Daniel Edward Lamb-Hunt (born 20 May 1987) is a New Zealand-German professional baseball player who plays as a utility infielder for the Auckland Tuatara in the Australian Baseball League and the Bonn Capitals in the German Bundesliga.

==Career==
After growing up in Auckland and attending Mount Albert Grammar School, Lamb-Hunt began his career studying at the Major League Baseball Australian Academy Program and relocated to the Gold Coast, Queensland.

He was the first player of New Zealand heritage to play in the Australian Baseball League and is often credited as a rapidly progressing player, getting a relatively late start in baseball at age 17. In 2005, Lamb-Hunt was signed by the Atlanta Braves before being released. Like many New Zealand players, Lamb-Hunt made the crossover from softball.

He made his debut for the Brisbane Bandits on 19 November 2010 against the Sydney Blue Sox as the designated hitter, grounding out for an RBI before being pinch-hit for by Shayne Watson. Lamb-Hunt competed for the coveted Claxton Shield and played for the Bandits for two seasons.

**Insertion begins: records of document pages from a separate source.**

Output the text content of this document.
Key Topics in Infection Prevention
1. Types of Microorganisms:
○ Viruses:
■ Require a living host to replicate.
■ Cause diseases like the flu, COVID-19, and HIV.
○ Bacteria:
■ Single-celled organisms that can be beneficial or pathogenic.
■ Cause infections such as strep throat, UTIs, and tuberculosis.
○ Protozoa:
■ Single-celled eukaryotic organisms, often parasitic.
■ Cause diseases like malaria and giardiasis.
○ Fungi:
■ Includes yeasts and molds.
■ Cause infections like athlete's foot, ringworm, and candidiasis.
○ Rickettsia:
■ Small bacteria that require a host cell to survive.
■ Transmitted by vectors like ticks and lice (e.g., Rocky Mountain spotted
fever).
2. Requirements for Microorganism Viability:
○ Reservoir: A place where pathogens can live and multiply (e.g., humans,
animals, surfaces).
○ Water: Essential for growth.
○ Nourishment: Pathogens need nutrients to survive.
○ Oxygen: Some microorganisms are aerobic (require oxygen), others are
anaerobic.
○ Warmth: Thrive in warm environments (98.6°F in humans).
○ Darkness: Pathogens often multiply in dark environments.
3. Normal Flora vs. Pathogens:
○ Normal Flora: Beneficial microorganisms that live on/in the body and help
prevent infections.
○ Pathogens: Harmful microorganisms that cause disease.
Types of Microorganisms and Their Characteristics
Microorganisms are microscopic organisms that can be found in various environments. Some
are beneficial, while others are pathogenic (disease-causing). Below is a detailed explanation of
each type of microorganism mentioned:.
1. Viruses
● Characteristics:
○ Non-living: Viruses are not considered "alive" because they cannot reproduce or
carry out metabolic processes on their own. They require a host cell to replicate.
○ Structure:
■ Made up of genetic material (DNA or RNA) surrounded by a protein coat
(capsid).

In 2010 Lamb-Hunt concluded the season leading Germany's Baseball-Bundesliga 1st division. The utility infielder batted .411 with seven home runs, three triples, five doubles, 29 runs and 22 RBI in 28 games with the Pulheim Gophers, who re-signed him in 2011. In a repeat stellar performance, Lam-Hunt walked away from his second season, again, with best batter honours.

Lamb-Hunt has secured a following in Germany following his success in the Northern League, where he currently resides, playing now for the Bonn Capitals.

In 2018, Lamb-Hunt signed with the Auckland Tuatara of the Australian Baseball League, an expansion team based in his hometown of Auckland, New Zealand. Lamb-Hunt didn't join the team until January in the 2019–20 Australian Baseball League season staying in Germany to apply for citizenship.

==International career==
He was selected to the New Zealand national baseball team at the 2013 World Baseball Classic Qualifier, 2017 World Baseball Classic Qualifier, and 2021 World Baseball Classic Qualifier.